Retirement home residents
mourn dog’s death

Pet therapy provided by
Hanai the poodle touched the
lives of everyone who met her


By Pat Gee
pgee@starbulletin.com

Hanai, the "director of pet therapy" at Pohai Nani Good Samaritan Retirement Community, died Friday, leaving the retirement home's 42 residents heartbroken over the loss of their 6-year-old standard poodle.

"I loved her. She was a real special dog" who touched many lives, said Administrator David Fitzgerald. "They had a great amount of joy just petting her. The residents, even those with dementia, were very upset when she died."

Hanai's handmade mahogany casket was buried in the shade of the banyan tree where she loved to play Frisbee with Fitzgerald. Her memorial service on Friday was attended by dozens of residents, their family members and staff, said Fitzgerald, who delivered her eulogy.
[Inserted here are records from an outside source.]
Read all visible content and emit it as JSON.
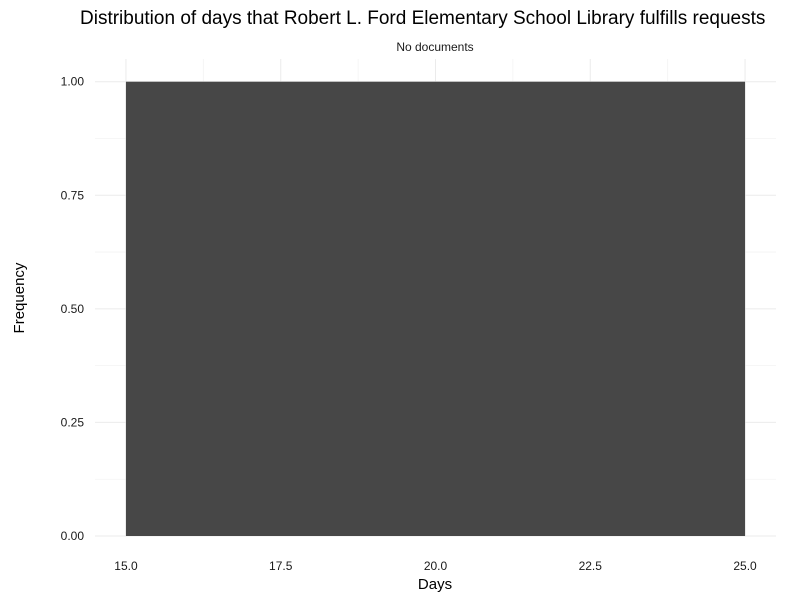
{
  "chart_data": {
    "type": "bar",
    "title": "Distribution of days that Robert L. Ford Elementary School Library fulfills requests",
    "subtitle": "No documents",
    "xlabel": "Days",
    "ylabel": "Frequency",
    "xlim": [
      14.5,
      25.5
    ],
    "ylim": [
      0,
      1.05
    ],
    "x_ticks": [
      15.0,
      17.5,
      20.0,
      22.5,
      25.0
    ],
    "x_tick_labels": [
      "15.0",
      "17.5",
      "20.0",
      "22.5",
      "25.0"
    ],
    "y_ticks": [
      0.0,
      0.25,
      0.5,
      0.75,
      1.0
    ],
    "y_tick_labels": [
      "0.00",
      "0.25",
      "0.50",
      "0.75",
      "1.00"
    ],
    "bars": [
      {
        "x_start": 15.0,
        "x_end": 25.0,
        "value": 1.0
      }
    ],
    "grid": true,
    "bar_color": "#474747"
  }
}
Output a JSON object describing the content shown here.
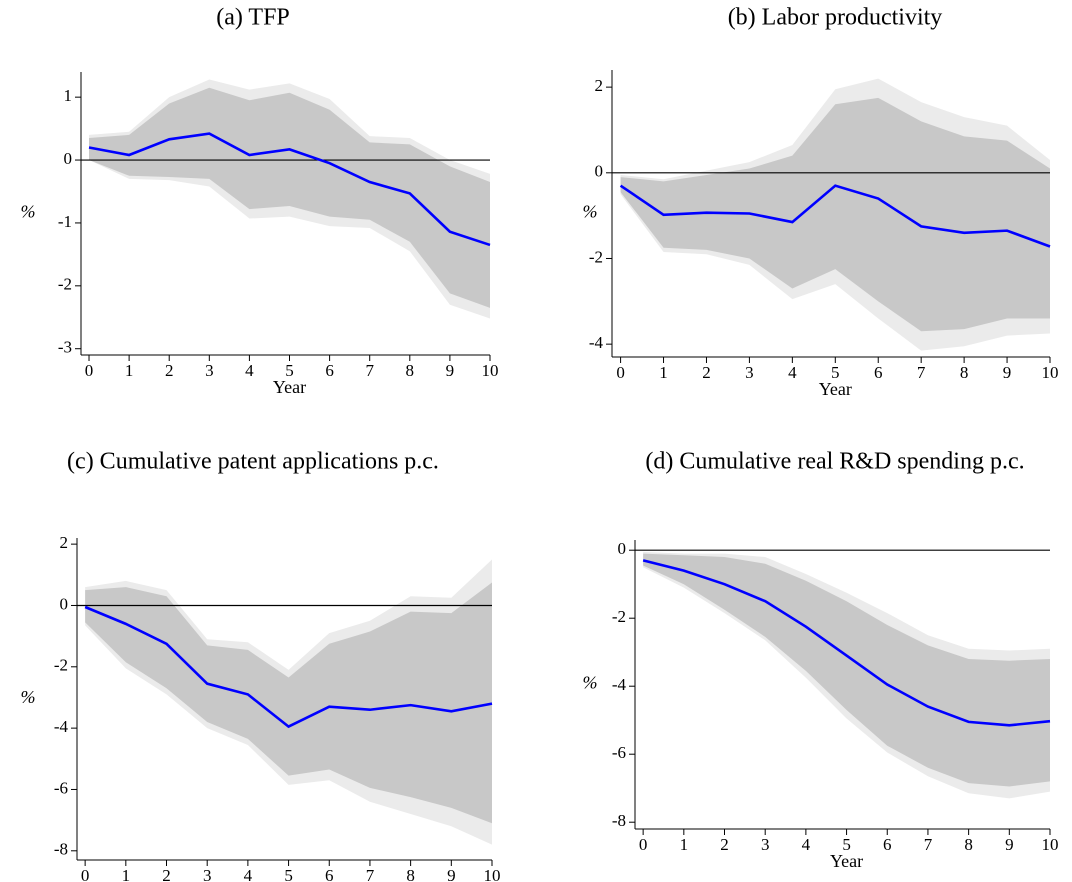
{
  "chart_data": [
    {
      "type": "line",
      "title": "(a) TFP",
      "xlabel": "Year",
      "ylabel": "%",
      "x": [
        0,
        1,
        2,
        3,
        4,
        5,
        6,
        7,
        8,
        9,
        10
      ],
      "xlim": [
        -0.2,
        10
      ],
      "xticks": [
        0,
        1,
        2,
        3,
        4,
        5,
        6,
        7,
        8,
        9,
        10
      ],
      "ylim": [
        -3.1,
        1.4
      ],
      "yticks": [
        -3,
        -2,
        -1,
        0,
        1
      ],
      "reference_line": 0,
      "values": [
        0.2,
        0.08,
        0.33,
        0.42,
        0.08,
        0.17,
        -0.05,
        -0.35,
        -0.53,
        -1.14,
        -1.35
      ],
      "color": "#0000ff",
      "bands": [
        {
          "color": "#ebebeb",
          "upper": [
            0.4,
            0.45,
            1.0,
            1.28,
            1.12,
            1.22,
            0.97,
            0.38,
            0.35,
            0.0,
            -0.22
          ],
          "lower": [
            0,
            -0.3,
            -0.32,
            -0.42,
            -0.93,
            -0.9,
            -1.05,
            -1.08,
            -1.45,
            -2.3,
            -2.52
          ]
        },
        {
          "color": "#c8c8c8",
          "upper": [
            0.35,
            0.4,
            0.9,
            1.15,
            0.95,
            1.07,
            0.8,
            0.28,
            0.25,
            -0.1,
            -0.35
          ],
          "lower": [
            0,
            -0.25,
            -0.27,
            -0.3,
            -0.78,
            -0.73,
            -0.9,
            -0.95,
            -1.3,
            -2.12,
            -2.35
          ]
        }
      ]
    },
    {
      "type": "line",
      "title": "(b) Labor productivity",
      "xlabel": "Year",
      "ylabel": "%",
      "x": [
        0,
        1,
        2,
        3,
        4,
        5,
        6,
        7,
        8,
        9,
        10
      ],
      "xlim": [
        -0.2,
        10
      ],
      "xticks": [
        0,
        1,
        2,
        3,
        4,
        5,
        6,
        7,
        8,
        9,
        10
      ],
      "ylim": [
        -4.3,
        2.4
      ],
      "yticks": [
        -4,
        -2,
        0,
        2
      ],
      "reference_line": 0,
      "values": [
        -0.3,
        -0.98,
        -0.93,
        -0.95,
        -1.15,
        -0.3,
        -0.6,
        -1.25,
        -1.4,
        -1.35,
        -1.72
      ],
      "color": "#0000ff",
      "bands": [
        {
          "color": "#ebebeb",
          "upper": [
            -0.05,
            -0.15,
            0.05,
            0.25,
            0.65,
            1.95,
            2.2,
            1.65,
            1.3,
            1.1,
            0.3
          ],
          "lower": [
            -0.5,
            -1.85,
            -1.9,
            -2.15,
            -2.95,
            -2.6,
            -3.4,
            -4.15,
            -4.05,
            -3.8,
            -3.75
          ]
        },
        {
          "color": "#c8c8c8",
          "upper": [
            -0.1,
            -0.2,
            -0.05,
            0.1,
            0.4,
            1.6,
            1.75,
            1.2,
            0.85,
            0.75,
            0.1
          ],
          "lower": [
            -0.45,
            -1.75,
            -1.8,
            -2.0,
            -2.7,
            -2.25,
            -3.0,
            -3.7,
            -3.65,
            -3.4,
            -3.4
          ]
        }
      ]
    },
    {
      "type": "line",
      "title": "(c) Cumulative patent applications p.c.",
      "xlabel": "Year",
      "ylabel": "%",
      "x": [
        0,
        1,
        2,
        3,
        4,
        5,
        6,
        7,
        8,
        9,
        10
      ],
      "xlim": [
        -0.2,
        10
      ],
      "xticks": [
        0,
        1,
        2,
        3,
        4,
        5,
        6,
        7,
        8,
        9,
        10
      ],
      "ylim": [
        -8.3,
        2.2
      ],
      "yticks": [
        -8,
        -6,
        -4,
        -2,
        0,
        2
      ],
      "reference_line": 0,
      "values": [
        -0.05,
        -0.6,
        -1.25,
        -2.55,
        -2.9,
        -3.95,
        -3.3,
        -3.4,
        -3.25,
        -3.45,
        -3.2
      ],
      "color": "#0000ff",
      "bands": [
        {
          "color": "#ebebeb",
          "upper": [
            0.6,
            0.8,
            0.5,
            -1.1,
            -1.2,
            -2.1,
            -0.9,
            -0.5,
            0.3,
            0.25,
            1.5
          ],
          "lower": [
            -0.65,
            -2.05,
            -2.9,
            -4.0,
            -4.55,
            -5.85,
            -5.7,
            -6.4,
            -6.8,
            -7.2,
            -7.8
          ]
        },
        {
          "color": "#c8c8c8",
          "upper": [
            0.5,
            0.6,
            0.3,
            -1.3,
            -1.45,
            -2.35,
            -1.25,
            -0.85,
            -0.2,
            -0.25,
            0.75
          ],
          "lower": [
            -0.55,
            -1.85,
            -2.7,
            -3.8,
            -4.35,
            -5.55,
            -5.35,
            -5.95,
            -6.25,
            -6.6,
            -7.1
          ]
        }
      ]
    },
    {
      "type": "line",
      "title": "(d) Cumulative real R&D spending p.c.",
      "xlabel": "Year",
      "ylabel": "%",
      "x": [
        0,
        1,
        2,
        3,
        4,
        5,
        6,
        7,
        8,
        9,
        10
      ],
      "xlim": [
        -0.2,
        10
      ],
      "xticks": [
        0,
        1,
        2,
        3,
        4,
        5,
        6,
        7,
        8,
        9,
        10
      ],
      "ylim": [
        -8.2,
        0.3
      ],
      "yticks": [
        -8,
        -6,
        -4,
        -2,
        0
      ],
      "reference_line": 0,
      "values": [
        -0.3,
        -0.6,
        -1.0,
        -1.5,
        -2.25,
        -3.1,
        -3.95,
        -4.6,
        -5.05,
        -5.15,
        -5.03
      ],
      "color": "#0000ff",
      "bands": [
        {
          "color": "#ebebeb",
          "upper": [
            -0.05,
            -0.1,
            -0.1,
            -0.2,
            -0.7,
            -1.25,
            -1.85,
            -2.5,
            -2.9,
            -2.95,
            -2.9
          ],
          "lower": [
            -0.5,
            -1.1,
            -1.85,
            -2.65,
            -3.75,
            -4.95,
            -5.95,
            -6.65,
            -7.15,
            -7.3,
            -7.1
          ]
        },
        {
          "color": "#c8c8c8",
          "upper": [
            -0.1,
            -0.15,
            -0.2,
            -0.4,
            -0.9,
            -1.5,
            -2.2,
            -2.8,
            -3.2,
            -3.25,
            -3.2
          ],
          "lower": [
            -0.45,
            -1.0,
            -1.75,
            -2.55,
            -3.55,
            -4.7,
            -5.75,
            -6.4,
            -6.85,
            -6.95,
            -6.8
          ]
        }
      ]
    }
  ]
}
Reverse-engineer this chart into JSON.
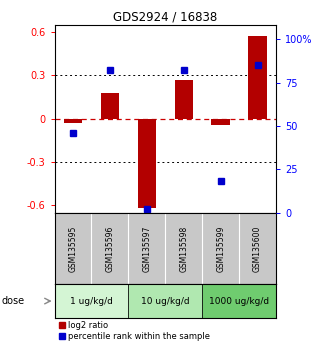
{
  "title": "GDS2924 / 16838",
  "samples": [
    "GSM135595",
    "GSM135596",
    "GSM135597",
    "GSM135598",
    "GSM135599",
    "GSM135600"
  ],
  "log2_ratio": [
    -0.03,
    0.18,
    -0.62,
    0.27,
    -0.04,
    0.57
  ],
  "percentile": [
    46,
    82,
    2,
    82,
    18,
    85
  ],
  "doses": [
    {
      "label": "1 ug/kg/d",
      "samples": [
        0,
        1
      ],
      "color": "#d4f5d4"
    },
    {
      "label": "10 ug/kg/d",
      "samples": [
        2,
        3
      ],
      "color": "#b0e8b0"
    },
    {
      "label": "1000 ug/kg/d",
      "samples": [
        4,
        5
      ],
      "color": "#6fcc6f"
    }
  ],
  "bar_color": "#b30000",
  "dot_color": "#0000cc",
  "ylim_left": [
    -0.65,
    0.65
  ],
  "ylim_right": [
    0,
    108.3
  ],
  "yticks_left": [
    -0.6,
    -0.3,
    0.0,
    0.3,
    0.6
  ],
  "yticks_right": [
    0,
    25,
    50,
    75,
    100
  ],
  "ytick_labels_right": [
    "0",
    "25",
    "50",
    "75",
    "100%"
  ],
  "ytick_labels_left": [
    "-0.6",
    "-0.3",
    "0",
    "0.3",
    "0.6"
  ],
  "hlines": [
    0.3,
    -0.3
  ],
  "zero_line_color": "#cc0000",
  "background_color": "#ffffff",
  "plot_bg": "#ffffff",
  "legend_red_label": "log2 ratio",
  "legend_blue_label": "percentile rank within the sample",
  "dose_label": "dose",
  "bar_width": 0.5,
  "sample_bg_color": "#c8c8c8"
}
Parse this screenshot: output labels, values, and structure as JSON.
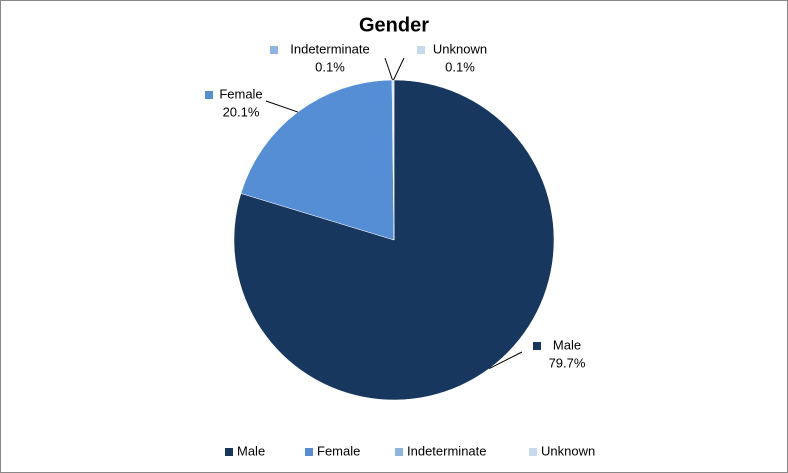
{
  "chart_data": {
    "type": "pie",
    "title": "Gender",
    "categories": [
      "Male",
      "Female",
      "Indeterminate",
      "Unknown"
    ],
    "values": [
      79.7,
      20.1,
      0.1,
      0.1
    ],
    "value_labels": [
      "79.7%",
      "20.1%",
      "0.1%",
      "0.1%"
    ],
    "colors": [
      "#17375e",
      "#558ed5",
      "#8eb4e3",
      "#c6d9f1"
    ],
    "legend": "bottom"
  }
}
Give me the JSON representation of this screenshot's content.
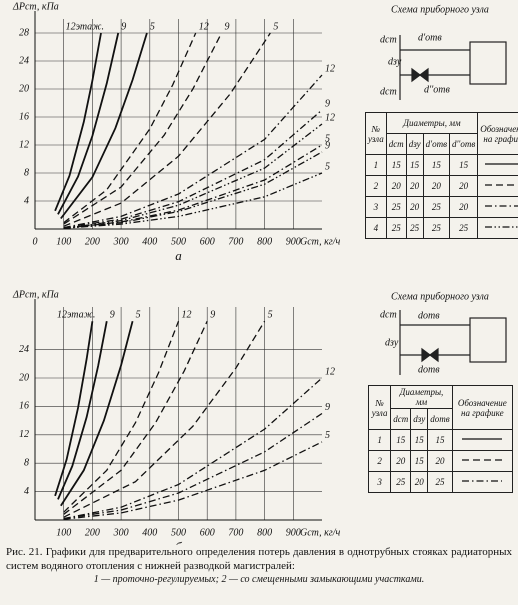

Hanai was discovered half-paralyzed on the grounds a few days before she was euthanized by a veterinarian, who suspected Hanai had a blood clot in the heart or brain.

Hanai's favorite resident, 93-year-old Gladys Meeker, said she "was heartbroken and cried most the night" Hanai died. She could not fall asleep without Hanai curled next to her bed as she had the past six years.

Meeker, who has lived at the care center the longest (since 1967), said Hanai chose to sleep next to her because she was the only one who could get the puppy to eat out of her hand.

"I wasn't going to have anything to do with the dog" at first because Meeker thought dogs did not belong confined at a care facility, she said.

But after feeding the puppy, Hanai "decided to stay (with me), and that was it. She came in and just decided this is where I'm going to live. I don't think she ever slept with anyone else in six years," said Meeker.

Fitzgerald said Hanai would be by his side during his daily rounds. Hanai could sense "when a resident was sick or dying, and she would often stay at their bedsides," he said.

Luann Foos, executive director of the retirement home, bought Hanai especially for residents because the standard poodle is one of the most intelligent and well behaved of all breeds, he said. Hanai grew up at the facility and had her official title, "director of pet therapy," on her collar's name tag, Fitzgerald said.

Pet therapy often is used by institutions to cheer up sick children and elderly people and help improve their conditions.

Hanai, not allowed to enter the dining room, would wait patiently outside the entrance for Meeker and others to sneak her table scraps even though the vet had asked everyone not to, Fitzgerald said, laughing.

The night before her death, Hanai was allowed to sleep next to Meeker one last time.

"Our staff cared for her just like they would a resident," said Fitzgerald. "Everybody pitched in; the cook made her hamburger for her last meal at Mrs. Meeker's request. William Luck in maintenance took all day to make her a beautiful casket."